Em comum, os cenários projetados pelo Ipea consideram uma redução de 30% no salário inicial e o dobro do tempo para chegar ao topo. São medidas indispensáveis para a redução de disparidades em relação ao setor privado e para motivar os servidores na busca por produtividade para a progressão na carreira.

As variações dependem, sobretudo, da taxa de reposição, que pode oscilar de 100% (para cada funcionário que sai entra imediatamente outro) até 50%, além do alcance em relação a servidores não estatutários. O controle da taxa de reposição depende do ritmo de realização de concursos públicos e nomeações dos aprovados. É uma medida de cunho fundamentalmente administrativo, e no curto prazo, dadas as dificuldades de ajuste das contas públicas agravadas com a pandemia, é uma política razoável.

Mas isso depende da probidade e eficiência do poder público. Antes de tudo, é preciso resistir às pressões dos grupos de interesses corporativos. Depois, é necessária a justa e precisa avaliação das carências e necessidades de cada órgão. Por fim, é indispensável a continuidade dos esforços para a digitalização e automação dos serviços públicos; melhor alocação dos recursos humanos, por meio do aumento da flexibilidade e mobilidade dos servidores; e a estruturação de incentivos à maior produtividade e eficiência.

Tudo somado, o ganho fiscal das reformas propostas é modesto.

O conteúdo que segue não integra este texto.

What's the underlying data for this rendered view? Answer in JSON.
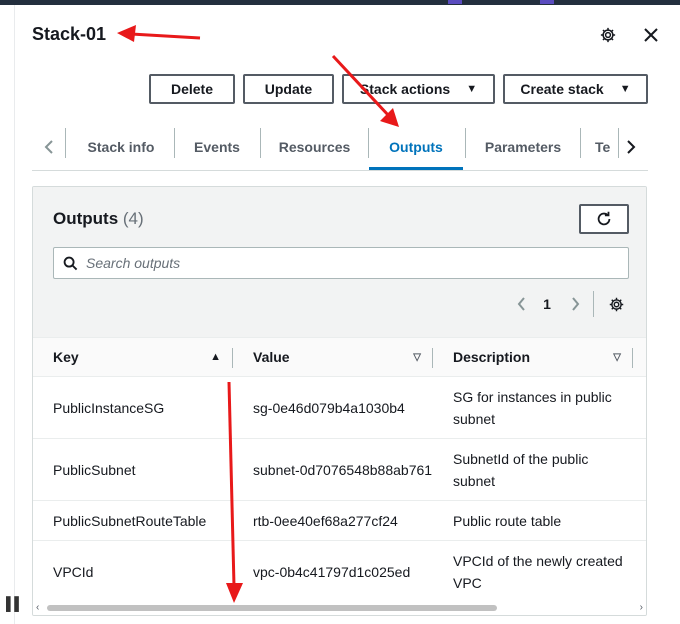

Mesmo assim, as projeções do Ipea podem se mostrar demasiado otimistas. Primeiro, porque não está claro como a reforma promoverá esses ganhos de produtividade dos quais depende a flexibilização da taxa de reposição. Depois, porque os cálculos incluem membros dos outros Poderes (como juízes, desembargadores, procuradores e parlamentares) deixados de fora da proposta inicial. Por fim, há a própria vontade política do governo, que até o momento foi irresoluta, quando não recalcitrante.

O problema, como mostra o Ipea, é grande. Mas a solução proposta pelo governo é acanhada. Tal como está, a reforma, se ocorrer, trará algum ganho fiscal, mas não muito em eficiência. De resto, não ataca pontos que, da perspectiva da moralidade pública, são talvez os mais graves: os privilégios do setor público em relação ao privado e as disparidades entre a elite e a base do funcionalismo. No todo, sua maior vantagem – talvez a única – é ter colocado a bola em jogo. Agora há ao menos uma base concreta sobre a qual o Congresso pode negociar e a sociedade se mobilizar. Mas ainda é exígua. Se o nível de ambição não aumentar, o País talvez gaste um pouco menos, mas continuará gastando muito mal. Quanto à população, seguirá desassistida.